Thursday, March 16, 2006

Reporters are not our friends

With a great deal of trepidation, I am going to dissent with something Shel Holtz wrote:

Back when the Internet was just a government-funded computing project, effective media relations was all about building relationships with reporters. Sure, organizations sent press releases, but the real work went into Lexis-Nexis searches of a reporter’s articles, analysis of the reporter’s interests, and personal contact to discuss what you might be able to do for the reporter. The reporters who gave my companies the best coverage where those I had lunch with, contacted with leads that crossed my desk but had nothing to do with my client, got to know on a personal level.

When media relations responsibility was first handed to me, I called my friend Wilma Matthews—one of the best in the business—and asked for advice. “Your job,” she said, “is to make the reporter’s life easier.”


I agree with almost all of this. Certainly you want to read a reporter’s past work. Certainly you want to send reporters tips that will interest them, whether or not such tips involve your client. And it is most certainly our job to make it easy for a reporter to cover our clients and get the story on deadline.

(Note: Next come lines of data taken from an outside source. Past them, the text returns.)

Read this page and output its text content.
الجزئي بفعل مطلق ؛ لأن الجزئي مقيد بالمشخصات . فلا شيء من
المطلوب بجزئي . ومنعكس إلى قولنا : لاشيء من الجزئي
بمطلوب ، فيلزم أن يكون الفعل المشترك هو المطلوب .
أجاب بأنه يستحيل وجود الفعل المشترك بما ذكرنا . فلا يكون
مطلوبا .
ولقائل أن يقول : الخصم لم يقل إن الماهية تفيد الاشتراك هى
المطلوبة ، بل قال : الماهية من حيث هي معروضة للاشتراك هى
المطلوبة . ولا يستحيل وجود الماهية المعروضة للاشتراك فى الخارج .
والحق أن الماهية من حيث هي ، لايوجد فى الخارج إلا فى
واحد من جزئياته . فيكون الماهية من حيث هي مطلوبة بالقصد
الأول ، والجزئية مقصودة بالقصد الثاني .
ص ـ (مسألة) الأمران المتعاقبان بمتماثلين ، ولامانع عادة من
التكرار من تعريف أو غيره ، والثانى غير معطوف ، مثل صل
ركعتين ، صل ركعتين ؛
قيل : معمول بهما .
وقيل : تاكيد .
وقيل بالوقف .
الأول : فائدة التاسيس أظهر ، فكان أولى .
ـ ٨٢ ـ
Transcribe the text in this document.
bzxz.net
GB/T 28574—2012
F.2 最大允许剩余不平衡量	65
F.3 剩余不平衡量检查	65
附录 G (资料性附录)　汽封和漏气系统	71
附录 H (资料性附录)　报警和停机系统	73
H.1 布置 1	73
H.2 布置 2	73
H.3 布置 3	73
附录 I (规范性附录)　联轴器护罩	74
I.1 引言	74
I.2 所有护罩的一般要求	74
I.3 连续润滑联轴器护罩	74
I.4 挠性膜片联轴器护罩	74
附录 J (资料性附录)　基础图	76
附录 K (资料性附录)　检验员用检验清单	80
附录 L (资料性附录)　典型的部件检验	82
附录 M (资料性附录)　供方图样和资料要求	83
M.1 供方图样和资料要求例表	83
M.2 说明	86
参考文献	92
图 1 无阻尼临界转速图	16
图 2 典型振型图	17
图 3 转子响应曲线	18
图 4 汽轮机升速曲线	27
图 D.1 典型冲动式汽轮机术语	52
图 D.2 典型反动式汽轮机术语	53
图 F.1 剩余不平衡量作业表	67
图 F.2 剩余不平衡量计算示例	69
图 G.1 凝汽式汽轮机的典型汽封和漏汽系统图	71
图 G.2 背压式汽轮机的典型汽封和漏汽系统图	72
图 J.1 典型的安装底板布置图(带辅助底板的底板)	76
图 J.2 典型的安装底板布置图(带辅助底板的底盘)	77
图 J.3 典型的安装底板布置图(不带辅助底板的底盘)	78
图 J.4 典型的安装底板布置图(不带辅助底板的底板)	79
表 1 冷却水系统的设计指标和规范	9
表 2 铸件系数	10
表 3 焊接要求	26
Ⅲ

Where I draw the line is being friends with reporters (as distinct from having friendly relationships). The public is best served if there is a certain creative friction between flacks and hacks. We each have our role in the ecosystem of public debate and we get into trouble if we become too chummy with one another.

3 comments:

Scott Baradell said...

This is an interesting post, Alice. As it turns out, because I was a reporter, and then worked in corp comm for a media company, I have a lot of friends who are reporters. And while, on balance, this helps me quite a bit in my job, there are two sides to these relationships. For example, a friend who is a reporter MIGHT not take a pitch as well as a complete stranger -- because they may think you are "using" them to get coverage. It's tricky stuff. That's why I always tell my clients that the STORY they have to pitch is far more important than who they pitch it to. So while I have lots of relationships myself, I make sure they understand that -- in my humble opinion -- PR firms that try to sell themselves purely based on their media relationships are charlatans. IMHO.

Alice said...

As you suggest, sometimes your friendship can work against you; it is a tricky relationship. I just think it cannot be said strongly enough that we are here for our clients and society is best served if we remember that.

Alice said...

Maybe I am too much of a purist about this. When I was a sales rep I made it my custom to never buy lunch for a prospect, my late father was the same way.

Yes, I have much better luck with placing stories with reporters who know me than ones who do not. It is just human nature, but I am very leery of chumminess with reporters. Maybe because I am based in the DC area, but I have see too much harm come from that.